Deneve, the 52 year old Belgian makes a return to Apple having worked as the company’s sales and marketing manager in Europe during the 90s. With a degree in Business and Management and impressive fashion credentials it seems that Deneve is the perfect person to take the helm of Apple’s ‘special projects’.

After leaving Apple Deneve worked as a Managing Director of the French fashion house Courreges and then went on to become the CEO at Nina Ricci. Deneve’s career in fashion really took off when he was appointed the president of Lanvin and was then the CEO of the Yves Saint Laurent group last year.

Apple’s appointment of Deneve caused excitement all over the world and speculation is high that the move suggests Apple is ready to properly commit to the idea of wearable computing, and specifically the iWatch project. The flames of excitement were fanned even further this week when it was revealed that Apple had in fact applied for trademarks to the iWatch name in Taiwan, Turkey, Mexico and Colombia.

A report in ElPais a few months ago claimed that Apple may have many problems, including surviving after the death of Steve Jobs, but the problems can all be solved by one single solution; ‘The Revolutionary Project’. Apple is fully aware that they need that new product to recreate the magic that Jobs’ genius created.

So it seems that Deneve’s appointment at Apple will be the perfect match, hopefully Deneve will be able to lend his expertise in Marketing and a fresh pair of eyes to move the company in the right direction.

It would be highly probable that the direction that Apple and Deneve is towards the niche market of wearable technology.
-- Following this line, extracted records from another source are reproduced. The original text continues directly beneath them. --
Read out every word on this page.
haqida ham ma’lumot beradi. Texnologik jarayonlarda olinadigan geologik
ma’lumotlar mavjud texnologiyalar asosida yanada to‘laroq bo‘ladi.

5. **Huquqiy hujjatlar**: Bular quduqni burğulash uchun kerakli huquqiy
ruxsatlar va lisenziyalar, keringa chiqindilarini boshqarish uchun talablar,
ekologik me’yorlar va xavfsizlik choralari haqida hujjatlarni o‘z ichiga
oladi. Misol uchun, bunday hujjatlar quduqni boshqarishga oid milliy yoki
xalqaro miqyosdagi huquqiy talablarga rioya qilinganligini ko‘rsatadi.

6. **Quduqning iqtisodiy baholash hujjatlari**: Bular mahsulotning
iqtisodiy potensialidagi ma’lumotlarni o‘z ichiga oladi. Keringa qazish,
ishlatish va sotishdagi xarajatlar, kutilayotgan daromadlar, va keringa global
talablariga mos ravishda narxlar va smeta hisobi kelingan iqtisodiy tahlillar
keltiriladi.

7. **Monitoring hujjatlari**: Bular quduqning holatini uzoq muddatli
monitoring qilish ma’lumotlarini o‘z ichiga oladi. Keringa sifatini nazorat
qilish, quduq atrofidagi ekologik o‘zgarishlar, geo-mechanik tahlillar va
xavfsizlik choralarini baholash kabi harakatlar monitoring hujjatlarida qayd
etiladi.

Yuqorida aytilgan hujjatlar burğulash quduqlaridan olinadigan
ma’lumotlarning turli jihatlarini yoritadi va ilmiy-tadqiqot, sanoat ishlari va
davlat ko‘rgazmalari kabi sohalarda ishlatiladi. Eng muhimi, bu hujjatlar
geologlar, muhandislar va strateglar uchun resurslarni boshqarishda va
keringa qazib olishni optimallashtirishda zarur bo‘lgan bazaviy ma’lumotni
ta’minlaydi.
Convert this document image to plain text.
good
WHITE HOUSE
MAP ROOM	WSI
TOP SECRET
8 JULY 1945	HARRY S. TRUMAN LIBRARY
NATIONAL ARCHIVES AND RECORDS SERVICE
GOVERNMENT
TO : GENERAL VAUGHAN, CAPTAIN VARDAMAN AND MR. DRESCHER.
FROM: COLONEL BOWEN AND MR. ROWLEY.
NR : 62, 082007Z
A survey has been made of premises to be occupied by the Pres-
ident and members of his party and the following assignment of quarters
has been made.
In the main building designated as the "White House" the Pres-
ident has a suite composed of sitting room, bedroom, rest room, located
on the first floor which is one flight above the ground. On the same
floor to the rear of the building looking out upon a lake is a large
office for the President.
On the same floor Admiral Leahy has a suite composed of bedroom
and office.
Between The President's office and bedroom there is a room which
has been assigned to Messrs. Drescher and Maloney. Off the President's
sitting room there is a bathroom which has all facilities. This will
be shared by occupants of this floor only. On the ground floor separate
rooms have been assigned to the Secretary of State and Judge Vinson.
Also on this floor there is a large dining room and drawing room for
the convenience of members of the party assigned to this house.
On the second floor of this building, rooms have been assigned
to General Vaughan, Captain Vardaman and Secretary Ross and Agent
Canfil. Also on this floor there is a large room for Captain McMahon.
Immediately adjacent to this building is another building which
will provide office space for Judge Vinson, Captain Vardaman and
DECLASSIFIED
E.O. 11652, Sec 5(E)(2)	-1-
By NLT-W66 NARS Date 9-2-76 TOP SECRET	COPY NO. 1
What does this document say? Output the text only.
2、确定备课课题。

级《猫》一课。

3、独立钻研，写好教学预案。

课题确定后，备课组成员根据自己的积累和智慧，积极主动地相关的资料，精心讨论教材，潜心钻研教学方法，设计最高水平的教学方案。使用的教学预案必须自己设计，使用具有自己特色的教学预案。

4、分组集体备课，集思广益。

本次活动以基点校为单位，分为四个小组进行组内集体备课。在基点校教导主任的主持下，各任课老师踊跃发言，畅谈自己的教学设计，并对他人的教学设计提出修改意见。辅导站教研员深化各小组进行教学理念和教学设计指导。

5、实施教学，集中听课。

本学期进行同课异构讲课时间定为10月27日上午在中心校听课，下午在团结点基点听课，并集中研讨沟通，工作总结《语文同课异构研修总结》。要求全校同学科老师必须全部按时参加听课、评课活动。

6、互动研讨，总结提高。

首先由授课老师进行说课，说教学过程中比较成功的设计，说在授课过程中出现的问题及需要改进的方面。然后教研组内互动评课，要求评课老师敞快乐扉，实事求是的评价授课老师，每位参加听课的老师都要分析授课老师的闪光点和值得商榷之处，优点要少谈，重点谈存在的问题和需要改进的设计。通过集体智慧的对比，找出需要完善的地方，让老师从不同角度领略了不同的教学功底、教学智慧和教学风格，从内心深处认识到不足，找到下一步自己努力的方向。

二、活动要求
Erika Alvarez, an MSc International Fashion Marketing from GCU London states that ‘Apple and Deneve can do a very good job together. Leveraging the high position of quality that Apple has reached in the market and Deneve’s experience within the fashion industry, I can imagine that they will be able to create the definitive fashion wearable device that will set the trend for the rest to follow.’

Whatever it is that these ‘special projects’ turns out to be whether it’s wearable technology or something completely different it will be a huge part in the fate of the company. As Eduardo Arrufat from the Digital Journal notes that CEO of Apple Tim Cook’s appointment of Deneve might mean that ‘Apple might recoup the share price losses from the last tear and probably be seen again as the one and only dictating force in consumer technology; however, another batch of bad decisions and steps in the wrong direction might doom his career forever’.